Of course, IRS doesn’t give Tax Court jurisdiction by sending a SNOD; only the statute does.

True, says Judge Lauber, but that’s not the end of the story. IRS can go after the taxpayer once there has been a refund of the foreign tax for which taxpayer claimed credit.

But here the issue is “was there a refund?”

Now Judge Lauber makes it clear again that Tax Court isn’t passing on the merits or otherwise of Pam’s case. And Tax Court has adjudicated whether or not there was a refund of foreign creditable taxes, when no one raised the jurisdictional issue.

Tax Court exists to adjudicate contested taxes. The exceptions are the self-reporteds, the obvious math errors and the emergencies. “The common thread in these non-emergency situations is that the assessment is uncontroverted and does not need independent review, since the taxpayer does not dispute that the tax is owing.” 142 T. C. 15, at p. 16.

But careful as always, Judge Lauber limits the inquiry: “At this point, we need not decide whether we have subject matter jurisdiction over all aspects of this controversy. At the very least, we have jurisdiction to determine our jurisdiction.

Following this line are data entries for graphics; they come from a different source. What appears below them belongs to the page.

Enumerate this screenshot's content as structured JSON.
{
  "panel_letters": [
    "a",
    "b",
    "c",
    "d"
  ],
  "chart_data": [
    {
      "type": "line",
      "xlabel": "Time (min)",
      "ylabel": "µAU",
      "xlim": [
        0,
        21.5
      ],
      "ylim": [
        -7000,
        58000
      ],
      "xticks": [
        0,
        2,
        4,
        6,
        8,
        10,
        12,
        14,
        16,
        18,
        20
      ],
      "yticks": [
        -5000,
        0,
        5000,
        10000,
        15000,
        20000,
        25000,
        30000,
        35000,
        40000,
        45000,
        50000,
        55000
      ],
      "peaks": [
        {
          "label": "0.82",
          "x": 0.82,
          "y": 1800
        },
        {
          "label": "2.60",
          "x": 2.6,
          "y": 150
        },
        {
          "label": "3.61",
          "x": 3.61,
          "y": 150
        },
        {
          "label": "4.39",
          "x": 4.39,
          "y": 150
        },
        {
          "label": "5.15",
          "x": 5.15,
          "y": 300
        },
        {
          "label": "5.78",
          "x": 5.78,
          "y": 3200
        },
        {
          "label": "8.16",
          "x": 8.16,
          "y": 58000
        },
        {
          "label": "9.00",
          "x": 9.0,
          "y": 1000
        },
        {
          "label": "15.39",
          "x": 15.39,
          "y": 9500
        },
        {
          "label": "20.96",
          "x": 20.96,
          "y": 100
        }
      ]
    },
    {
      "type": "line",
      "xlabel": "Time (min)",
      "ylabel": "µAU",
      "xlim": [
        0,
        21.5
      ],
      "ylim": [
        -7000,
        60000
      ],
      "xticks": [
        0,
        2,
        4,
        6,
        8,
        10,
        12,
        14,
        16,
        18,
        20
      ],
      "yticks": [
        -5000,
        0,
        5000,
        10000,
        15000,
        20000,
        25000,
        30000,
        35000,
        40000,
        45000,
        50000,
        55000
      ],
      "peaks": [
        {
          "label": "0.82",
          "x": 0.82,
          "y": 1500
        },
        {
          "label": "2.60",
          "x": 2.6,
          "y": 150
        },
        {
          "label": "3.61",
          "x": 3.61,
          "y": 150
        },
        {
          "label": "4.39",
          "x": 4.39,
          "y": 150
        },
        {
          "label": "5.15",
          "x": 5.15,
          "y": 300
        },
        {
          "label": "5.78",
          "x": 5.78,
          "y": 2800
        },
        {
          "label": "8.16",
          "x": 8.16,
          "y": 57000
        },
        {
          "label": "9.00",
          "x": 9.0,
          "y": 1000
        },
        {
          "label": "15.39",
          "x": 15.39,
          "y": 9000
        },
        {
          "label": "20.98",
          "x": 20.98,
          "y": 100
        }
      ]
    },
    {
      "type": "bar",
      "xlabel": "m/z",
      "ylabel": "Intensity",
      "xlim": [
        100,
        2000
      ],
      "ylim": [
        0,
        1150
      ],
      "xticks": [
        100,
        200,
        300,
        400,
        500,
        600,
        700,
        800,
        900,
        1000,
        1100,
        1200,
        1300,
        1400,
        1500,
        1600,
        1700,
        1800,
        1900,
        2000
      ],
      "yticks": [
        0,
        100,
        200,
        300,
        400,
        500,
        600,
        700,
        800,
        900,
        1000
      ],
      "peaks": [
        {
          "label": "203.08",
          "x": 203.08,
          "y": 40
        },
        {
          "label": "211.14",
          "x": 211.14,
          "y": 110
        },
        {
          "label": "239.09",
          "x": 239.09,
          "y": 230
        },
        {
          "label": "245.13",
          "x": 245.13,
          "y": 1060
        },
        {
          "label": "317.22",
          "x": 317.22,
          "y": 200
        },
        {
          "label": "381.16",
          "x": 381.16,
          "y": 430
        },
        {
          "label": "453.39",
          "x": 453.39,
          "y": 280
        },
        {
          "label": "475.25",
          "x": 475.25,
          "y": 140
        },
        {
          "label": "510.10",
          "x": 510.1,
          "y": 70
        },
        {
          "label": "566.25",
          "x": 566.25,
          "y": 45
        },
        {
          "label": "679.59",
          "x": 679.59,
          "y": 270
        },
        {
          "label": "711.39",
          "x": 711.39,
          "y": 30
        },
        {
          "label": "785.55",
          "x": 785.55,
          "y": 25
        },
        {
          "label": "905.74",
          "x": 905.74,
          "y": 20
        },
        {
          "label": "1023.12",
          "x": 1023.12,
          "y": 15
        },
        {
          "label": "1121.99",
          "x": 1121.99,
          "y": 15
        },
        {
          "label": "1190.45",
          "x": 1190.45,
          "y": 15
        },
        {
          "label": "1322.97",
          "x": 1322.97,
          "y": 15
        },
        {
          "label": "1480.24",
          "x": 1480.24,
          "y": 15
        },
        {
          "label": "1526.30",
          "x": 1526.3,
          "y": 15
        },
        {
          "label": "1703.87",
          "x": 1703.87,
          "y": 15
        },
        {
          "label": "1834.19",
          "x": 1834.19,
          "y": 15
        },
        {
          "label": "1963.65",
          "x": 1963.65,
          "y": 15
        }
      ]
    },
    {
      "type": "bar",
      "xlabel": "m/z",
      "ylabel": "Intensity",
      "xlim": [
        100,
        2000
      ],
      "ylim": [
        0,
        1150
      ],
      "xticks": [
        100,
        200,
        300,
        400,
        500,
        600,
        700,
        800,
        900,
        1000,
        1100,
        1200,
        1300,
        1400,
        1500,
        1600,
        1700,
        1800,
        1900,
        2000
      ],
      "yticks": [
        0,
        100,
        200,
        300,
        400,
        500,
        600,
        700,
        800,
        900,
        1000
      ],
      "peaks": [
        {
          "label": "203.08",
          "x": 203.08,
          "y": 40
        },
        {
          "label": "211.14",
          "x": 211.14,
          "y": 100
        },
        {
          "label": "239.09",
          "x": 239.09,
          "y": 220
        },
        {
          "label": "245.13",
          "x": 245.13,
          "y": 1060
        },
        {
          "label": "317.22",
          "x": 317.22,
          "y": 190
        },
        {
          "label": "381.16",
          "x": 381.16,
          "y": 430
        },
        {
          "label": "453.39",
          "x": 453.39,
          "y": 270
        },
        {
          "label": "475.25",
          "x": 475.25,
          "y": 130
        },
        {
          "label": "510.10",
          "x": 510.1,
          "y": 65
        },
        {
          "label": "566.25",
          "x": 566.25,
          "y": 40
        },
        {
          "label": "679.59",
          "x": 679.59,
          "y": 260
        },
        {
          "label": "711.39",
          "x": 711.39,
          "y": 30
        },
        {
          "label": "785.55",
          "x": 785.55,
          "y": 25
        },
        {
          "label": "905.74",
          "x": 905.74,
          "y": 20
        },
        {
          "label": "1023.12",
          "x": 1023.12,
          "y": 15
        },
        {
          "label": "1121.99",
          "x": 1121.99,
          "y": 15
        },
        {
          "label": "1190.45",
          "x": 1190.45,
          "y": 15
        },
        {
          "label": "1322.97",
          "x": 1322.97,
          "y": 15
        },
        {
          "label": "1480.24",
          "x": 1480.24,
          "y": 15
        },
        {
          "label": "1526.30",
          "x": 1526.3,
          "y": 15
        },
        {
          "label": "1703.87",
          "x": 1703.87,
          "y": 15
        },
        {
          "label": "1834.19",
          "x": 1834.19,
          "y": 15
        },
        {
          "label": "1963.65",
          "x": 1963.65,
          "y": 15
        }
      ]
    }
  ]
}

We thus have jurisdiction to decide whether the statutory provision alleged to divest us of jurisdiction applies, i.e., whether the U.K. taxes paid by petitioner have been ‘refunded in whole or in part’ within the meaning of section 905(c)(1)(C). This will afford petitioner a prepayment forum for resolving the central issue that she raises on the merits, namely, that the amounts she received from U.K. taxing authorities during 2003-05 were not ‘refunds’.” 142 T. C. 15, at p. 17.